Die den zwölf Kapiteln „Kunst und Einkauf“, „ Kunst und Geld“, „Menschen im Warenhaus“, „Dürer und
immer wieder Dürer“, „Original, Kopie, Reproduktion, Fälschung“, „Tulpomania“, „Kunst und Markt“,
„Kunst und Auftrag“, „Kunst für alle / Meisterwerke massenhaft“, „Sex sells“, „Der Künstler als Marke /
Marken in der Kunst“ und „ Kunst und Ware / Kunst und Werbung“ zugeordneten knapp 300 Arbeiten aus
fünf Jahrhunderten bestätigen die bekannte Einsicht, dass sich der Gebrauchswert der Kunst nach der
Auflösung des goldenen Bandes zwischen Kunst und Religion dramatisch verändert hat. Spätestens seit
2005, als die Ergebnisse von Auktionen mit Gegenwartskunst die der Impressionisten und der Klassischen
Moderne übertreffen, treten der Spekulations-, der Waren- und der Kunstwert drastisch auseinander. Die in
Galerien, auf Messen und bei Auktionen erzielten Preise spiegeln zumindest auch, wenn nicht vornehmlich
das Raffinement der Verkaufsstrategen und das Geltungs- und Abgrenzungsbedürfnis potenter und reich
gewordener Käufer. Am Ende der Moderne wird es immer unwahrscheinlicher, dass sich ein von großen
Mehrheiten getragener und geteilter Kriterienkatalog aushandeln lässt, der dauerhaft Gültiges über die
Qualität von Kunst zu sagen erlaubt.
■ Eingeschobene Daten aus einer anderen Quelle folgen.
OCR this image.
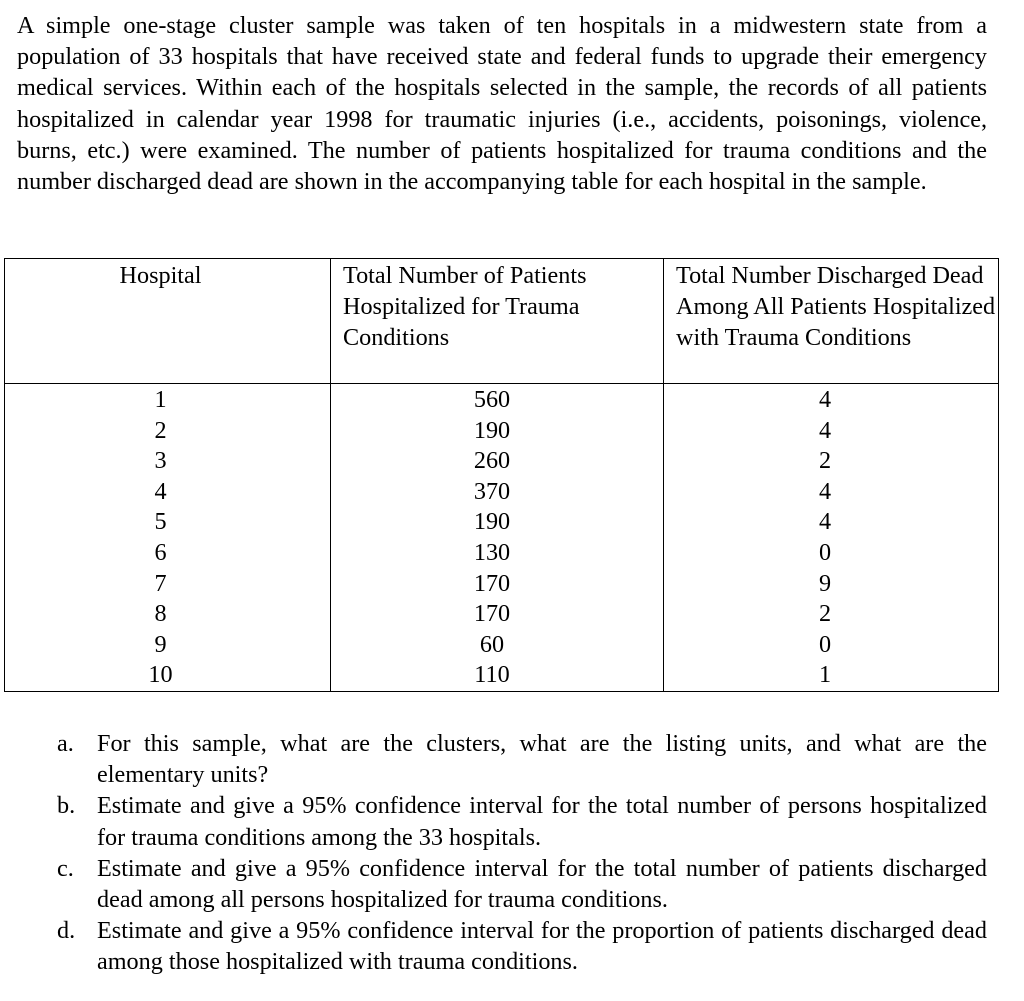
A simple one-stage cluster sample was taken of ten hospitals in a midwestern state from a population of 33 hospitals that have received state and federal funds to upgrade their emergency medical services. Within each of the hospitals selected in the sample, the records of all patients hospitalized in calendar year 1998 for traumatic injuries (i.e., accidents, poisonings, violence, burns, etc.) were examined. The number of patients hospitalized for trauma conditions and the number discharged dead are shown in the accompanying table for each hospital in the sample.

Hospital	Total Number of Patients Hospitalized for Trauma Conditions	Total Number Discharged Dead Among All Patients Hospitalized with Trauma Conditions
1	560	4
2	190	4
3	260	2
4	370	4
5	190	4
6	130	0
7	170	9
8	170	2
9	60	0
10	110	1
a. For this sample, what are the clusters, what are the listing units, and what are the elementary units?
b. Estimate and give a 95% confidence interval for the total number of persons hospitalized for trauma conditions among the 33 hospitals.
c. Estimate and give a 95% confidence interval for the total number of patients discharged dead among all persons hospitalized for trauma conditions.
d. Estimate and give a 95% confidence interval for the proportion of patients discharged dead among those hospitalized with trauma conditions.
Damit wird aber jede Antwort auf die Frage, was Kunst jenseits ihres
Versicherungs- und Verkaufswerts auszeichnen könnte, in hohem Maße strittig, zum Ausgangspunkt weiterer
gelehrter Abhandlungen und zum Generator einer sich gleichsam selbst perpetuierenden Buchproduktion.